JEANNE MOOS, CNN NATIONAL NEWS CORRESPONDENT: Don`t even try counting sheep. There are too many of them. Swirling beneath the drone, recording

them in Othello, Washington, a couple of men on utility vehicles herded the sheep while another guy strung plastic fencing across the highway. How did

the sheep cross the road? Following each other like sheep naturally. It felt like something out of rawhide.

Speed it up. It was weirdly mesmerizing and oddly reminiscent of cow herd by a Kansas character calls himself farmer Derek. Derek drove around

strategically dropping feed for the cows so that the drone overhead captured them forming a smiley face.

UNIDENTIFIED MALE: Oh, look at this, it`s perfect.

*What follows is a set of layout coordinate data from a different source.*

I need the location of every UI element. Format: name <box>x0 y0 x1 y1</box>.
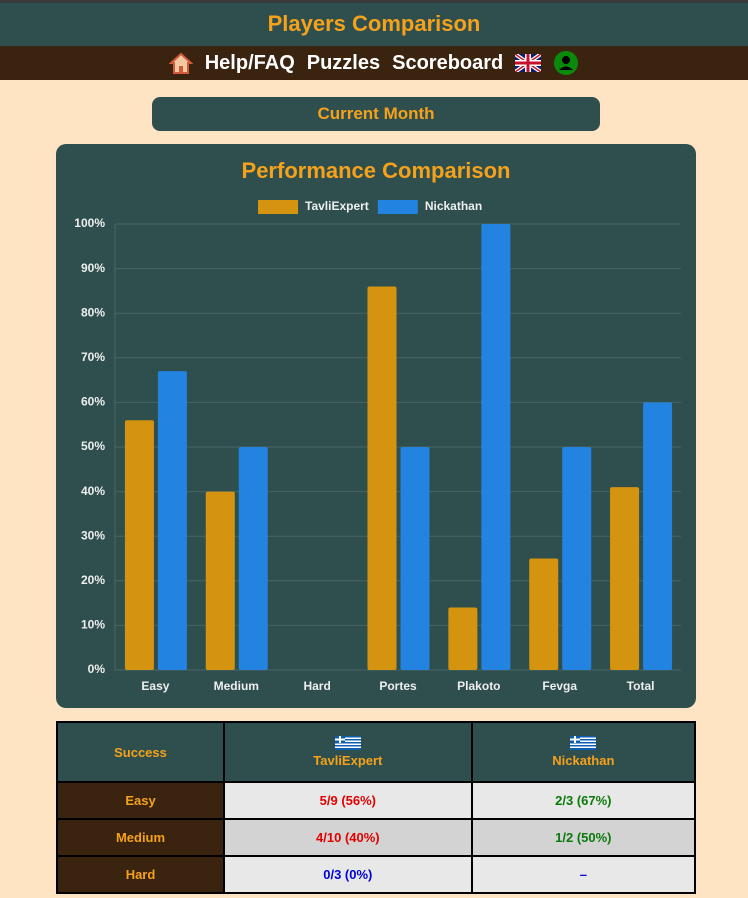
nav-link[interactable]: Help/FAQ <box>204 51 295 74</box>
x-tick-label: Plakoto <box>457 679 500 693</box>
nav-link[interactable]: Scoreboard <box>392 51 504 74</box>
period-button[interactable]: Current Month <box>152 97 600 131</box>
table-header: TavliExpert <box>223 721 473 783</box>
bar <box>238 447 268 670</box>
cell: 1/2 (50%) <box>470 818 697 857</box>
bar <box>124 420 154 670</box>
y-tick-label: 70% <box>81 350 105 364</box>
bar <box>448 607 478 670</box>
y-tick-label: 100% <box>74 216 105 230</box>
legend-swatch <box>258 200 298 214</box>
cell: 0/3 (0%) <box>223 855 473 894</box>
bar <box>529 558 559 670</box>
cell: 2/3 (67%) <box>470 781 697 820</box>
cell: 5/9 (56%) <box>223 781 473 820</box>
legend-label: Nickathan <box>425 199 482 213</box>
y-tick-label: 30% <box>81 528 105 542</box>
chart-panel: Performance Comparison 0% 10% 20% 30% 40% 50%… <box>56 144 696 708</box>
x-tick-label: Medium <box>214 679 259 693</box>
page-title: Players Comparison <box>0 0 748 46</box>
bar <box>610 487 640 670</box>
flag-greece <box>334 736 361 750</box>
y-tick-label: 10% <box>81 618 105 632</box>
y-tick-label: 60% <box>81 395 105 409</box>
language-flag[interactable] <box>515 54 542 72</box>
user-icon[interactable] <box>553 50 579 76</box>
x-tick-label: Hard <box>303 679 330 693</box>
flag-greece <box>570 736 597 750</box>
x-tick-label: Easy <box>141 679 169 693</box>
bar <box>400 447 430 670</box>
x-tick-label: Fevga <box>542 679 577 693</box>
legend-label: TavliExpert <box>305 199 369 213</box>
y-tick-label: 40% <box>81 484 105 498</box>
chart: Performance Comparison 0% 10% 20% 30% 40% 50%… <box>74 158 681 693</box>
comparison-table: Success TavliExpert Nickathan Easy 5/9 (5… <box>56 721 697 894</box>
bar <box>562 447 592 670</box>
y-tick-label: 20% <box>81 573 105 587</box>
table-header: Success <box>56 721 225 783</box>
table-header: Nickathan <box>470 721 697 783</box>
bar <box>481 224 511 670</box>
nav-link[interactable]: Puzzles <box>306 51 381 74</box>
y-tick-label: 50% <box>81 439 105 453</box>
row-label: Hard <box>56 855 225 894</box>
y-tick-label: 0% <box>88 662 106 676</box>
x-tick-label: Portes <box>379 679 417 693</box>
bar <box>367 286 397 670</box>
row-label: Medium <box>56 818 225 857</box>
legend-swatch <box>377 200 418 214</box>
row-label: Easy <box>56 781 225 820</box>
x-tick-label: Total <box>627 679 655 693</box>
y-tick-label: 90% <box>81 261 105 275</box>
cell: – <box>470 855 697 894</box>
home-icon[interactable] <box>168 51 193 75</box>
cell: 4/10 (40%) <box>223 818 473 857</box>
bar <box>643 402 673 670</box>
y-tick-label: 80% <box>81 305 105 319</box>
chart-title: Performance Comparison <box>242 158 511 183</box>
player-name: TavliExpert <box>313 753 383 768</box>
nav-bar: Help/FAQ Puzzles Scoreboard <box>0 46 748 80</box>
player-name: Nickathan <box>552 753 615 768</box>
bar <box>157 371 187 670</box>
bar <box>205 491 235 670</box>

Look at that.

MOOS: Jeanne Moos, CNN, New York.


CHEN: And now onto my favorite part of the day. I want to give a special shout out to Oxford Hills Middle School in South Paris, Maine. We see you

and we hope you and everyone watching around the world has a wonderful Wednesday.

And thank you to Coach Williams World Geography`s second hour from Bethany, Oklahoma for selecting this Wednesday`s word perfidious, which means

deceitful and untrustworthy. Have a great day, everyone. We`ll see you here tomorrow.